The bulk of the pensions archive is filled with the experiences of those who were not household names, and includes many voices of desperation and urgent pleas for pensions due to the abject circumstances of a host of War of Independence and Civil War veterans. Undoubtedly, as with Barry, status was a preoccupation for some of them also, but the monetary award could be of more immediate consequence.
Many were not as fortunate as Barry; some were the relatives of republican icons, but such a family connection was not always a guarantee of material comfort.
This was painfully evident in the case of Brigid Treacy, the mother of Seán Treacy, the Tipperary IRA volunteer killed in 1920. Brigid was a claimant under the Army Pensions Act 1923 and also crossed swords with the Pensions Board.
She was living on a small holding of 14 acres in Tipperary and was offered a gratuity of £100 per year which she refused, and responded: “£100 for the life of Sean Treacy?.. A few lines to let you know of the humiliation I have experienced this morning at receiving the enclosed paper offering me the paltry sum of £100, for the loss of my noble son my only child and only help in this wicked world... had I to beg from door to door for the remainder of my life I could not nor would not accept the meagre sum of £100, for the life of my heroic son.”
“The Army Pensions Board must have a goodly mixture of the old hated class in it or I would not be so humiliated by them or E[rnest]. Blythe [the minister for finance]... other men will do justice to my son’s worth and character and protect me from the insults I am receiving.”
The gratuity on offer was later raised to £150, the maximum allowable, due to “special circumstances”. She was described in administrative correspondence as “an old feeble woman and Seán Treacy was her only son”.
Some applicants had to endure years of waiting, frustration, and tortuous correspondence, often with no positive outcome. The tone of many of their letters conveys anger with seemingly endless bureaucratic inertia.

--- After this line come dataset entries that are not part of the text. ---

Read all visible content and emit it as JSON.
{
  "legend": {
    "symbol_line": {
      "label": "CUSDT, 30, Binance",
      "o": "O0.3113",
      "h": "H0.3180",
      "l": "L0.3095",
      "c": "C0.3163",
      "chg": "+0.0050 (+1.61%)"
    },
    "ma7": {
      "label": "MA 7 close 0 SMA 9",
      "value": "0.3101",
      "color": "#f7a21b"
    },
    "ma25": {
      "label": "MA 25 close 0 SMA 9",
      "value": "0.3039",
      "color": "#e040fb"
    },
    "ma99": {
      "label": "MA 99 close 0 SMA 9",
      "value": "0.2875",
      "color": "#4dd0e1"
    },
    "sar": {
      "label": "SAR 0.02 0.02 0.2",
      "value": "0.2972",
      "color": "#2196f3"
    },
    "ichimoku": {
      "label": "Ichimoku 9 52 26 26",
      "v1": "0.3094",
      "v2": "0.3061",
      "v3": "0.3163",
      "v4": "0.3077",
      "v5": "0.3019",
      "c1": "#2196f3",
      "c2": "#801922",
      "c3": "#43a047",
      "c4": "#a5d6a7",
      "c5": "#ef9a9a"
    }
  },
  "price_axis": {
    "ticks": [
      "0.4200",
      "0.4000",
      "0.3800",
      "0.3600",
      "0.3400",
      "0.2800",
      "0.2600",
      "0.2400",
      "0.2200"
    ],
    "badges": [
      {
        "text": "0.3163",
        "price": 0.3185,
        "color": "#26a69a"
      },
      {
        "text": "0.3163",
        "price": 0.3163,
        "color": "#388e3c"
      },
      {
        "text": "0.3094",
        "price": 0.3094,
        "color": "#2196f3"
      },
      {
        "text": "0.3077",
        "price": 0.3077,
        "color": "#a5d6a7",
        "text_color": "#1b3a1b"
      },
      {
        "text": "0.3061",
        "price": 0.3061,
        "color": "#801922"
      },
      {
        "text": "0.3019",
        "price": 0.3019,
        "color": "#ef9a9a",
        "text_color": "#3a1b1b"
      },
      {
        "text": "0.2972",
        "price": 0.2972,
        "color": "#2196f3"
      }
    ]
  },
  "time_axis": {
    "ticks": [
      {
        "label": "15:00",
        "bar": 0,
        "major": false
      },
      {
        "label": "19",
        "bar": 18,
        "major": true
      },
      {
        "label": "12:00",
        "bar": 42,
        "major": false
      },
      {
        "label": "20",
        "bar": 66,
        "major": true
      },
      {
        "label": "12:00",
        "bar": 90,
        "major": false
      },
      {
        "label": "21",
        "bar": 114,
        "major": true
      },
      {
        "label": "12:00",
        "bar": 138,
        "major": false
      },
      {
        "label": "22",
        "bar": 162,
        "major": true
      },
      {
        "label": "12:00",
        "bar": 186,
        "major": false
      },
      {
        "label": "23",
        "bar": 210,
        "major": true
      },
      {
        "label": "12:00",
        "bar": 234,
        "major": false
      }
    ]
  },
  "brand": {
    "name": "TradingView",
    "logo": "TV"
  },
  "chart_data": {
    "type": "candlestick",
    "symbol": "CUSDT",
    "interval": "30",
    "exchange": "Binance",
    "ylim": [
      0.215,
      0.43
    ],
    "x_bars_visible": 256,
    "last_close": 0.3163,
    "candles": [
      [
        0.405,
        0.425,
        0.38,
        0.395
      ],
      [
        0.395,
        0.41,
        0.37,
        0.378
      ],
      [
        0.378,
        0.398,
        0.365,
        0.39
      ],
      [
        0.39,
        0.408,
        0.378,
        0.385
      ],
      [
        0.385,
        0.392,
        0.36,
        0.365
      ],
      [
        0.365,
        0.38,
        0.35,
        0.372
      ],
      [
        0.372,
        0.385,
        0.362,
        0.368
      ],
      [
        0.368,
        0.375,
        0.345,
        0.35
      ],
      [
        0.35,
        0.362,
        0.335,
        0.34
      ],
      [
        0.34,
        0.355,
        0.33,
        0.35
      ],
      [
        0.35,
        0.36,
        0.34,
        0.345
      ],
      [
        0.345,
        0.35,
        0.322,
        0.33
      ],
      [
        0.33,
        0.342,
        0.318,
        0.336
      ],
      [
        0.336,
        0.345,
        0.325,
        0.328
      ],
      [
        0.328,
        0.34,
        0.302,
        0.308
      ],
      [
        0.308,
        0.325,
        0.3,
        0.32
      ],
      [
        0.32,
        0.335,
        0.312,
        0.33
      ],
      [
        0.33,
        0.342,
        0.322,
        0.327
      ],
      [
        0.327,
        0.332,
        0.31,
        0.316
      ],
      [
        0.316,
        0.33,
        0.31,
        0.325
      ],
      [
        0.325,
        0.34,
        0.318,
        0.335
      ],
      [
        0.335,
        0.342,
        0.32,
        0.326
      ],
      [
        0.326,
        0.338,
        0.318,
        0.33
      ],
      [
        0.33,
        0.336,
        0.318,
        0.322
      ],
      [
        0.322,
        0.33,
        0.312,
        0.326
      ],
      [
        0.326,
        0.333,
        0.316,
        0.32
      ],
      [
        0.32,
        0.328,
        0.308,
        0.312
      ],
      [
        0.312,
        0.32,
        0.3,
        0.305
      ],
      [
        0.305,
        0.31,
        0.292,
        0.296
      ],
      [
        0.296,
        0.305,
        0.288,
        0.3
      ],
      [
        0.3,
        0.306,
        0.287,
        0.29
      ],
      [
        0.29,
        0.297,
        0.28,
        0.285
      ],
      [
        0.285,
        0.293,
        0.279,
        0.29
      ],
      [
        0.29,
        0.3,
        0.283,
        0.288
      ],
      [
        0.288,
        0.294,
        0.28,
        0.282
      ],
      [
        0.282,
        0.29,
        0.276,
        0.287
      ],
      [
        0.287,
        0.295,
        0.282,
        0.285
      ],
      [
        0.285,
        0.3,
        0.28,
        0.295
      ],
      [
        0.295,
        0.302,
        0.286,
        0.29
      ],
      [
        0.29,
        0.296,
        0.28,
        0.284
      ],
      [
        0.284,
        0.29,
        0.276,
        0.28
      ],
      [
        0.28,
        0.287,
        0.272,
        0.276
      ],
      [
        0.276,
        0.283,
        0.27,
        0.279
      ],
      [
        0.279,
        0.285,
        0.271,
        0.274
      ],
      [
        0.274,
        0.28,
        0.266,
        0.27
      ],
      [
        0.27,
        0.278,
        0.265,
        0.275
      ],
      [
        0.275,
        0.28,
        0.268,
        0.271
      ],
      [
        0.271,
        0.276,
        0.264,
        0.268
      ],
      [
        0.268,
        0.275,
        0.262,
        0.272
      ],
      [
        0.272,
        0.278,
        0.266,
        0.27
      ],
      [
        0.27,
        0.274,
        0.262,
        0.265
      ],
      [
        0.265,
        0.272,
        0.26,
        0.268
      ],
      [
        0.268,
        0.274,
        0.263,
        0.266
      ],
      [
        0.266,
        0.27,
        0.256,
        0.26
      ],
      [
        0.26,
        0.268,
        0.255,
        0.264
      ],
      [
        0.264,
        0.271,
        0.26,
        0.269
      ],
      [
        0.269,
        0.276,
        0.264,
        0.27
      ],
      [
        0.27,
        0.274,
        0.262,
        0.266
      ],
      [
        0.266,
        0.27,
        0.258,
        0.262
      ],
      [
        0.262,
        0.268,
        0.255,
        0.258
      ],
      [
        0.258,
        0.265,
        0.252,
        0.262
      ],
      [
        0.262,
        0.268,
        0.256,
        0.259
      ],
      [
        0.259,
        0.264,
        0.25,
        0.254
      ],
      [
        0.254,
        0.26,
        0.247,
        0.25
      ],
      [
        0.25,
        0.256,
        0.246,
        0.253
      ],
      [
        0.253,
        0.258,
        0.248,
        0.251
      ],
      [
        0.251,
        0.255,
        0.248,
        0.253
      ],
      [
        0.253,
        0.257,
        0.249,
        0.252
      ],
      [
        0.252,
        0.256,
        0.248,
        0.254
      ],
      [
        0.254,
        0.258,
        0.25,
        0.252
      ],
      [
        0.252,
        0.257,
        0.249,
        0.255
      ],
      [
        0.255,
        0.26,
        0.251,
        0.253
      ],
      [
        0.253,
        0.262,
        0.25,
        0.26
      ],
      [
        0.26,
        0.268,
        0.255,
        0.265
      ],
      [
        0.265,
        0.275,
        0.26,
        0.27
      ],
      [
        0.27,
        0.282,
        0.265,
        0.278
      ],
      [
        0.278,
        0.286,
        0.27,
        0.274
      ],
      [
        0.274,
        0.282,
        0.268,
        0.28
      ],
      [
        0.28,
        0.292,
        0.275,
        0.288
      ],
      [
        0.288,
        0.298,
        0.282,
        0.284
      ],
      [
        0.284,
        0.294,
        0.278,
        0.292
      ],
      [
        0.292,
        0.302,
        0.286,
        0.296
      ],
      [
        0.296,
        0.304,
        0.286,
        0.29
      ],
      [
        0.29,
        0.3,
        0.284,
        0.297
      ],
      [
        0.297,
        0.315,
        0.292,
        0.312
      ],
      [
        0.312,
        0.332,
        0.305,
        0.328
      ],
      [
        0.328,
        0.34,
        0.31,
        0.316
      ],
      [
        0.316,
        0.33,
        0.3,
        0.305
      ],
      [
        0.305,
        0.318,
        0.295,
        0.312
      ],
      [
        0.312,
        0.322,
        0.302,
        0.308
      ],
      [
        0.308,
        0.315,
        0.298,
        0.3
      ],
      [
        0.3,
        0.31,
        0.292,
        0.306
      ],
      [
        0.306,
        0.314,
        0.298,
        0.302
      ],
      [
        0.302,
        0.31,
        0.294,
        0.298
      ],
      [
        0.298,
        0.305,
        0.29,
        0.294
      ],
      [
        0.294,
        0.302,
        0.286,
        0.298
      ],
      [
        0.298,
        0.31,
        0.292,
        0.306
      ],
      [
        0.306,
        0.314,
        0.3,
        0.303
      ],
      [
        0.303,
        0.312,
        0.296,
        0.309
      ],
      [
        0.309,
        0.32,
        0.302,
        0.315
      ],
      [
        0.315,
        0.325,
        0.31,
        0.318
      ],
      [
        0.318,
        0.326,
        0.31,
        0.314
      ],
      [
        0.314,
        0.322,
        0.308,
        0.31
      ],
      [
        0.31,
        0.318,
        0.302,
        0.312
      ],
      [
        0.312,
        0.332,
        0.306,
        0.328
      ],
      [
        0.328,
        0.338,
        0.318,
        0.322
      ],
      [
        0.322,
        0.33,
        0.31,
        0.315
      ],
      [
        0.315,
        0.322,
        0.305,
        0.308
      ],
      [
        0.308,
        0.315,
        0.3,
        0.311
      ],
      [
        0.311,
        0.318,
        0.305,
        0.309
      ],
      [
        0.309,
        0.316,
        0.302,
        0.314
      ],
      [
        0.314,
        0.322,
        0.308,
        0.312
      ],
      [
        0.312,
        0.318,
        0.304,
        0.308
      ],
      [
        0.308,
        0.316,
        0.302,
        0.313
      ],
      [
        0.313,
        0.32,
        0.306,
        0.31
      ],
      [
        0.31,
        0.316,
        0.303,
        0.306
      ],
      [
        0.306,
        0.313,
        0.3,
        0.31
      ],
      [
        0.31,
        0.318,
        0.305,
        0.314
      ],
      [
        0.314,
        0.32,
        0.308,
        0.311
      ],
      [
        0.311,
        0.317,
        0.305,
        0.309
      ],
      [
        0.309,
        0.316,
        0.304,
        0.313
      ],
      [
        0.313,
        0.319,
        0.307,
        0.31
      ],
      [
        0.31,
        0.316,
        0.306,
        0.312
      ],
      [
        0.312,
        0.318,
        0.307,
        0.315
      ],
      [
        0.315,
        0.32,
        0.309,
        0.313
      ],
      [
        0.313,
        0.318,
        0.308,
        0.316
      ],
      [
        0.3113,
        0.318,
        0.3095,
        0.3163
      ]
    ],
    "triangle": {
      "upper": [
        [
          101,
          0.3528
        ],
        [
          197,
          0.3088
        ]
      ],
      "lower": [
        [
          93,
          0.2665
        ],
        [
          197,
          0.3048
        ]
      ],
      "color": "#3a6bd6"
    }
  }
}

An added insult to many, to their genuine dismay, was that their services and sacrifices were not officially recognised, sometimes because of the verifying the exact level of service or number of military engagements. Poverty formed the backdrop to many cases considered, which gave an added urgency to appeals.
Others who were disappointed with the decisions about their rank expressed their dismay but did not pursue an appeal, being well aware how long the process could take. As John Scollan from Drumcondra in Dublin put it in May 1938: “The question of rank is certainly disappointing. As I am now 62 years of age, it would only delay matters considerably if I were to appeal. This I am not going to do.”
Scollan had been director of organisation, intelligence, and munitions for the Hibernian Rifles and a member of the executive council of Sinn Féin.
He had, at various stages, been a prisoner in Frongoch, Wandsworth, Wormwood Scrubs, and Reading jails. Although he made his statement in October 1935, he had still heard nothing by November 1936. In May 1938, he was informed his pension would be £20 per annum.
Understandably, at a time of high unemployment, economic stagnation, and very limited prospects for the next generation, the issue of dependency permeates the pension files. In 1946, the 34-year-old daughter of an army pension recipient who had recently died asked the Department of Defence if her father’s last cheque could be made payable to her.
“ I am absolutely dependent for my support on my father’s pension,” she wrote.
“I should also like to point out that I am an invalid for over twelve years and I am not in receipt of any monies from any source whatsoever. I am unable to work, I get no relief or insurance benefits, and I have nothing left out of my death policy as any money received went to pay doctors for my father’s illness and funeral expenses. My brother in law has asked me to live with him for the future.”
The sum was paid to her as requested; it amounted to 13 shillings and nine pence. For those seeking to eke out a bare subsistence in the 1930s and 1940s, every penny generated by War of Independence service was precious.